Leider sei mit der Unvernunft der Menschen zu rechnen, so Veiel, auch deswegen bräuchte es eine gesetzliche Regelung, die die Kastration vorgibt.
Stadt verschärft Katzenverordnung ab Oktober Freilaufende Katzen müssen in Mannheim künftig kastriert werden
Die Stadt Mannheim will gegen eine unkontrollierte Vermehrung von Katzen vorgehen. Katzenhalter müssen nachweisen, dass ihre freilaufenden Tiere kastriert sind.
Erfahrungen in Karlsruhe
Die Stadt Stuttgart möchte zusätzlich zu ihrer Analyse über Katzenleid in der Stadt andere Städte, die schon eine Katzenschutzverordnung haben, befragen. Nachfragen kann Stuttgart beispielsweise in Mannheim oder in Karlsruhe. In Karlsruhe gilt seit Jahresanfang eine Kastrationspflicht. Ilona Braun vom dortigen Tierschutzverein engagiert sich für Katzen. Derzeit hätten sie so viele Katzen in Obhut, dass man auf der Website einen Aufnahmestopp verkünden musste.
Also immer noch zu viele Katzen trotz Kastrationspflicht, denn diese könne freilich jetzt noch nicht ihre volle Wirkung entfalten. Aber: "Seit es die Pflicht gibt, können wir Katzen ohne auffindbaren Besitzer nach zwei Tagen kastrieren", erzählt Braun. Das ändere langfristig spürbar etwas an der Anzahl der Katzen. Noch wüssten viele in Karlsruhe nicht von der Pflicht. Aber schon jetzt sei es in Karlsruhe besser als im benachbarten Pforzheim, wo man nach wie vor für eine Katzenschutzverordnung kämpfe.
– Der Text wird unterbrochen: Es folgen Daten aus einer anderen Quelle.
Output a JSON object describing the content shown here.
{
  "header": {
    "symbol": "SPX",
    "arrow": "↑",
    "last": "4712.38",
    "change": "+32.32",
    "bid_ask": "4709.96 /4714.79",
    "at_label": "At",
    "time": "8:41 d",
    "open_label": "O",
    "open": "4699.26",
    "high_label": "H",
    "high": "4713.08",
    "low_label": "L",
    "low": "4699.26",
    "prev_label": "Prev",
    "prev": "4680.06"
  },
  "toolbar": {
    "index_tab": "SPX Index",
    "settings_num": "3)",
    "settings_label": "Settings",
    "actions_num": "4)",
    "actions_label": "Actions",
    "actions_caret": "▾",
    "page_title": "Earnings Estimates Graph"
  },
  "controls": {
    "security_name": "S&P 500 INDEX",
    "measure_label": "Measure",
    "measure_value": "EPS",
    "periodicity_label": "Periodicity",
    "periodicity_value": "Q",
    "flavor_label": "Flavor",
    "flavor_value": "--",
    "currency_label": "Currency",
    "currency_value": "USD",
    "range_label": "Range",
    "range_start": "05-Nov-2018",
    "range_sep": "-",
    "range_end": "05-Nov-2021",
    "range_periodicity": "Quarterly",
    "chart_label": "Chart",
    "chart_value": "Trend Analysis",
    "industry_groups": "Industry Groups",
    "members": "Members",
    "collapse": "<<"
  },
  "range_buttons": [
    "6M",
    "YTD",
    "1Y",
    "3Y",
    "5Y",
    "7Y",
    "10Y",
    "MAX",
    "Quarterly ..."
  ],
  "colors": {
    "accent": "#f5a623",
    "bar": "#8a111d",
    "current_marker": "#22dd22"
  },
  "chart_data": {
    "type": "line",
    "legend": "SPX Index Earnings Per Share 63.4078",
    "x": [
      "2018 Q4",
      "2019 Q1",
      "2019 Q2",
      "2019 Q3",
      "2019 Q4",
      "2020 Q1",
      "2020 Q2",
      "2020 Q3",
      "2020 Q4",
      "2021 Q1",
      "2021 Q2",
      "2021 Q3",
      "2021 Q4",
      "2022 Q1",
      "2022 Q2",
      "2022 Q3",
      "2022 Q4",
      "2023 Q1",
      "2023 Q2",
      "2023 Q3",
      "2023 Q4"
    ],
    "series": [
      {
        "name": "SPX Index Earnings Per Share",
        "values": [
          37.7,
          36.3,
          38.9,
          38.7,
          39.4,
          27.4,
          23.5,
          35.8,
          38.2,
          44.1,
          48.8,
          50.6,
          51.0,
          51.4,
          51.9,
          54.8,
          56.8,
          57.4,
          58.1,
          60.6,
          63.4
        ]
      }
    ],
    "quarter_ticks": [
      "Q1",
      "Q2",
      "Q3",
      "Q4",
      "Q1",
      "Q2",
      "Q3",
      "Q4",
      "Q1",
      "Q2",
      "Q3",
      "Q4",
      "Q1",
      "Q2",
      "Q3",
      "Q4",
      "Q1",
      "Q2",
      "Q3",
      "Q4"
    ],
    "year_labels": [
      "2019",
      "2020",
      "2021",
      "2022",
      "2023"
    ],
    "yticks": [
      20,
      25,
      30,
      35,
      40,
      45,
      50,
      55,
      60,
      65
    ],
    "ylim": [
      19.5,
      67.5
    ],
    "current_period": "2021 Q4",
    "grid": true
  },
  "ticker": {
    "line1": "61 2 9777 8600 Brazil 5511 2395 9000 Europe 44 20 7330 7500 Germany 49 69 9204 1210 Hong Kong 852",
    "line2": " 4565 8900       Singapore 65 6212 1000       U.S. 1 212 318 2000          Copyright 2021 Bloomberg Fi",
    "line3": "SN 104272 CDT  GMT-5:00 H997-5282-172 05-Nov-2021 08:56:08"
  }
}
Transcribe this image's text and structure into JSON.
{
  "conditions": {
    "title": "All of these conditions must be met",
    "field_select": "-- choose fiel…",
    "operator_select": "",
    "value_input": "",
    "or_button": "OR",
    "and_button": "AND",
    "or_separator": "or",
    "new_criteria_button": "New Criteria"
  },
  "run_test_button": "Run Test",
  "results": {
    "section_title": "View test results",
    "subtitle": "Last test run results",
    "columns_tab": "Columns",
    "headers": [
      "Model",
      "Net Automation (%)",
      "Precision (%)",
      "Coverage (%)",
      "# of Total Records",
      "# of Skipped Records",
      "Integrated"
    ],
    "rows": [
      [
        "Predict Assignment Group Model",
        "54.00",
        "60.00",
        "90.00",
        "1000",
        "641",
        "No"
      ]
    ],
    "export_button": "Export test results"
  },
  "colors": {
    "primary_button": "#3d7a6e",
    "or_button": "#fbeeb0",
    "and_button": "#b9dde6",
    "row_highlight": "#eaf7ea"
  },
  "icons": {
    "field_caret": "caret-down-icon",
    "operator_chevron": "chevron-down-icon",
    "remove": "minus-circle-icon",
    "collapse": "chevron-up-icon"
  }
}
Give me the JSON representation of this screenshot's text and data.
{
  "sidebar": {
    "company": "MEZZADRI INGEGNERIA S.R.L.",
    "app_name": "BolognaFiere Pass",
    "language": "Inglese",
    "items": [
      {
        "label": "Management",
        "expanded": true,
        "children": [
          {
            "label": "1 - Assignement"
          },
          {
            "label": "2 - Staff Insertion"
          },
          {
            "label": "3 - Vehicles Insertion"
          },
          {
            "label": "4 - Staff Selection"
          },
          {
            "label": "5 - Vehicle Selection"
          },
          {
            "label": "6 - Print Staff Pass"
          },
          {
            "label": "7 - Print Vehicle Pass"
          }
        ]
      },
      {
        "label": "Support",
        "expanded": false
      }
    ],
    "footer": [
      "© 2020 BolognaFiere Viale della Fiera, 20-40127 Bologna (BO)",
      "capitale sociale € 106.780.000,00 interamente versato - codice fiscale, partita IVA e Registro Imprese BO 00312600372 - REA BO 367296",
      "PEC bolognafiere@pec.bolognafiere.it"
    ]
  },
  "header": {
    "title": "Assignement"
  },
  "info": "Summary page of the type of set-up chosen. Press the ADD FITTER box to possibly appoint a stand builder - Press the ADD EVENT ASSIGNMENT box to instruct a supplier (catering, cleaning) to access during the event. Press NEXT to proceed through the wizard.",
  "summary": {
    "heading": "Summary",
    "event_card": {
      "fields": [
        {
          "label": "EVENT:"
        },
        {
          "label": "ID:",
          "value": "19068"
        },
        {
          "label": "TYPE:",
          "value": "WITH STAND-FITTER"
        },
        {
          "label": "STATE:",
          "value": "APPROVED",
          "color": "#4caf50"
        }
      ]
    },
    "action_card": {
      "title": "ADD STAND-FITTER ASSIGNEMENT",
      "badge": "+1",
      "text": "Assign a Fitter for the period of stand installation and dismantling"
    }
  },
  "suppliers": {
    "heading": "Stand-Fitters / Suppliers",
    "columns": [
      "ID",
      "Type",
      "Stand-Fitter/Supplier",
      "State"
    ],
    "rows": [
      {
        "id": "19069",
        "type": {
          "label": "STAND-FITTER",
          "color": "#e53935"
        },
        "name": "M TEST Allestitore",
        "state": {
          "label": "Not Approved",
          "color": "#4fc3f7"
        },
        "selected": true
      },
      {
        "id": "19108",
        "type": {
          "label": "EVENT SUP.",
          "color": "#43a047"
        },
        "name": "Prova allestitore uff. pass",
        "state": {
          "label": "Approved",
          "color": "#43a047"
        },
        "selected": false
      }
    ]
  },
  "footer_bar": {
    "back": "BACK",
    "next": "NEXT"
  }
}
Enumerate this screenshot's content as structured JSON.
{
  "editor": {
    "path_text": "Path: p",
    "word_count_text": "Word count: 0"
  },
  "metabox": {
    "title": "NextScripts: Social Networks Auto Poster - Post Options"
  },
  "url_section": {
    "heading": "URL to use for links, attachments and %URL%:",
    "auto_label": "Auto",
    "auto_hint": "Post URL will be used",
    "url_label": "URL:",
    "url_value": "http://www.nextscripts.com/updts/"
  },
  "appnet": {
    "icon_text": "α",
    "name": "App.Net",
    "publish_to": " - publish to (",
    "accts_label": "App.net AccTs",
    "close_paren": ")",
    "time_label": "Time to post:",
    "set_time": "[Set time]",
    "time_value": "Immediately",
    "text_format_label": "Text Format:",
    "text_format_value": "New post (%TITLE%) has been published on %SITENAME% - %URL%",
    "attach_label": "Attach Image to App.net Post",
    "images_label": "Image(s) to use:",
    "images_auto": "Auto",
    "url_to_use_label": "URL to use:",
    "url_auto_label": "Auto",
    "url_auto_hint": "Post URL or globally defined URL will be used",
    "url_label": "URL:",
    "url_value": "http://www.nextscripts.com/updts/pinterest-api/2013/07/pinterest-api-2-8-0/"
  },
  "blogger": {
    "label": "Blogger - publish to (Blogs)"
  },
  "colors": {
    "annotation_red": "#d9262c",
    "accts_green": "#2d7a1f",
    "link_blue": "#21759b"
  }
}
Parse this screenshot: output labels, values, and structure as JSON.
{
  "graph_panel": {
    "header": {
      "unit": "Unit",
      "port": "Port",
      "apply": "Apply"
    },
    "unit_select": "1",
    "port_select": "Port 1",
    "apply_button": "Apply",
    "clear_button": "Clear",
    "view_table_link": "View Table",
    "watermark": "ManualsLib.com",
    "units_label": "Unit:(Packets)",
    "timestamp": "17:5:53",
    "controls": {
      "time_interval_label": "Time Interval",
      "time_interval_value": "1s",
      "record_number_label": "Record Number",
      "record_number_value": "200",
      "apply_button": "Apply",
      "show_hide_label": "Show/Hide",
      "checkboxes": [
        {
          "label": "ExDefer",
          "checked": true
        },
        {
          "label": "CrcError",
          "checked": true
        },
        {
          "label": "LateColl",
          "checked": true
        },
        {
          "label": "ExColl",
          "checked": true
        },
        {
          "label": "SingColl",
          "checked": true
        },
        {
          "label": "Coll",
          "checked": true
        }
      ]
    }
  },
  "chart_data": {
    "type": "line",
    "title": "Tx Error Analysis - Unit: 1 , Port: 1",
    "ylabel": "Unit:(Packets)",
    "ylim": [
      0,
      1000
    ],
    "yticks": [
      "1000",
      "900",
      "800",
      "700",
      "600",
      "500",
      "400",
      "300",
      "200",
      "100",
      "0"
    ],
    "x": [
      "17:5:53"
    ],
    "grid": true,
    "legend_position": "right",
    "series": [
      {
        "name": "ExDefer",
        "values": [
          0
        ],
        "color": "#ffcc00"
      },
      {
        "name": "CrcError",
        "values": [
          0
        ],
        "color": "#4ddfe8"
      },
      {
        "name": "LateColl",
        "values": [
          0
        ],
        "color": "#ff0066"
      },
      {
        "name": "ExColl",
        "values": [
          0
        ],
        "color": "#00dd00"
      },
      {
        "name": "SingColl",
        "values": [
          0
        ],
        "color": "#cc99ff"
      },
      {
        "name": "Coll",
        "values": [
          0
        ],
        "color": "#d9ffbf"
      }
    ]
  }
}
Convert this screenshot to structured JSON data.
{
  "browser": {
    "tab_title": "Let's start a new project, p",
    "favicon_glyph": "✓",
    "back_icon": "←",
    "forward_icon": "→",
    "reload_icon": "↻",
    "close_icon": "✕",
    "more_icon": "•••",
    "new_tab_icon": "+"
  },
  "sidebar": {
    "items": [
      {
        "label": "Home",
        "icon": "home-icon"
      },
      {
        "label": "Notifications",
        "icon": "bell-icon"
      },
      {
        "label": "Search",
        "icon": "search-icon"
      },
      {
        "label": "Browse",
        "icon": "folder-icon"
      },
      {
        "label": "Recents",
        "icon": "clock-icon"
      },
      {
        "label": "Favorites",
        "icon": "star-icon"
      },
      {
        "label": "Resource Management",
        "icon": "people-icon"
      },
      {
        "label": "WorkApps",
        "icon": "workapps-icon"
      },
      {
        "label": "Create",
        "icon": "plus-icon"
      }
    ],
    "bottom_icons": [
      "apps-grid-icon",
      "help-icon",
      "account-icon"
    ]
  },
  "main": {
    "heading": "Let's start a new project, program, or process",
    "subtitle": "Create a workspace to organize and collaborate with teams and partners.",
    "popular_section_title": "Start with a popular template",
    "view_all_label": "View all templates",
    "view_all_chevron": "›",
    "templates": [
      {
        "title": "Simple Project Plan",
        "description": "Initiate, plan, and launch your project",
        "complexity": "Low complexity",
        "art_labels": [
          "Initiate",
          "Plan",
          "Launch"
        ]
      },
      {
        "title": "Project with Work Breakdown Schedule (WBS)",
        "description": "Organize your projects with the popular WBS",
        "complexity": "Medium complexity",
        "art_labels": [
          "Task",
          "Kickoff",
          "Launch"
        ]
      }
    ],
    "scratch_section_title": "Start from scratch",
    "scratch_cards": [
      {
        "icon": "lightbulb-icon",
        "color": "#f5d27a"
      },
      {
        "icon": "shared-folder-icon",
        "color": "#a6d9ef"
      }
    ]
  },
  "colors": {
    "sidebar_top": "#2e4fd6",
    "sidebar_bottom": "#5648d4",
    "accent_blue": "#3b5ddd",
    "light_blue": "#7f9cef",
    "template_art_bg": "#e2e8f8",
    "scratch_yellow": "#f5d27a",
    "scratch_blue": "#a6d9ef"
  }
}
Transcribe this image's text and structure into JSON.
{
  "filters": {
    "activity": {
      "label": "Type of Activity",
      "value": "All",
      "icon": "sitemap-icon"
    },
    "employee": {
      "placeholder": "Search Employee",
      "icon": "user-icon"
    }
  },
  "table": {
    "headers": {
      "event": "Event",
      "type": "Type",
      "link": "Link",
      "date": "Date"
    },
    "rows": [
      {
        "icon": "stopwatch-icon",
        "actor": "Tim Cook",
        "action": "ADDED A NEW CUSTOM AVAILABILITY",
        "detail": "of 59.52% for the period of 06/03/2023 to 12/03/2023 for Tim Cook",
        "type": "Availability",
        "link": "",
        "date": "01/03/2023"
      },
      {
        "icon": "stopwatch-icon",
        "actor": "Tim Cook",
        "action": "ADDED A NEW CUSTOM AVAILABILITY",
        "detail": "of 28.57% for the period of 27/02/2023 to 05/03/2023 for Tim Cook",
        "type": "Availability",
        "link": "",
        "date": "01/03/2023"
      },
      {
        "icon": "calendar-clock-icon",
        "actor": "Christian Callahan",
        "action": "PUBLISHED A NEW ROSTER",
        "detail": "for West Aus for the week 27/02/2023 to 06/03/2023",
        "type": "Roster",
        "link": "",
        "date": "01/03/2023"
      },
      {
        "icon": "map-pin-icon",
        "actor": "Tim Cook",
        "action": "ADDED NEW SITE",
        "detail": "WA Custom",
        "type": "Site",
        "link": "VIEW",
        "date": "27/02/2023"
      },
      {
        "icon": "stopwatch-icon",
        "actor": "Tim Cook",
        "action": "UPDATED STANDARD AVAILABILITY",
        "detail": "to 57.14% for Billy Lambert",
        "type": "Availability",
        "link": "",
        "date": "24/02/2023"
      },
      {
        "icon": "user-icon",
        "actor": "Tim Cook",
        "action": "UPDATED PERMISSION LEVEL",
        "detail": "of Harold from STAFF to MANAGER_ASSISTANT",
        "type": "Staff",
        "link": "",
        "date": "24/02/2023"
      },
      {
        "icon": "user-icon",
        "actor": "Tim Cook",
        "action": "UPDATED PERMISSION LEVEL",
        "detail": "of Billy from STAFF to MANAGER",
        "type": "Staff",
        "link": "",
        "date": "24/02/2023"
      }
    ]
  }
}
Wirkung der Karlsruher Verordnung kann noch nicht benannt werden
Um die Wirkung der Katzenschutzverordnung in Karlsruhe einschätzen zu können, sei es noch zu früh, antwortet die Stadt Karlsruhe auf SWR-Anfrage. "Seit Inkrafttreten gab es vor allem Meldungen aus der Bürgerschaft zu nicht kastrierten, freilaufenden Katzen an das Veterinäramt", heißt es. Die jeweiligen Tierhalter und -halterinnen seien dann ermittelt und kontaktiert worden. Habe ein Verstoß gegen die Verordnung bestanden, so wurde dieser protokolliert und die Tierhaltenden seien aufgefordert worden, ihre Katze kastrieren, kennzeichnen und registrieren zu lassen. Bisher sei das in allen Fällen erfolgt, eine schriftliche Anordnung sei daher nicht notwendig geworden. Zahlen über diese Fälle gibt es momentan nicht.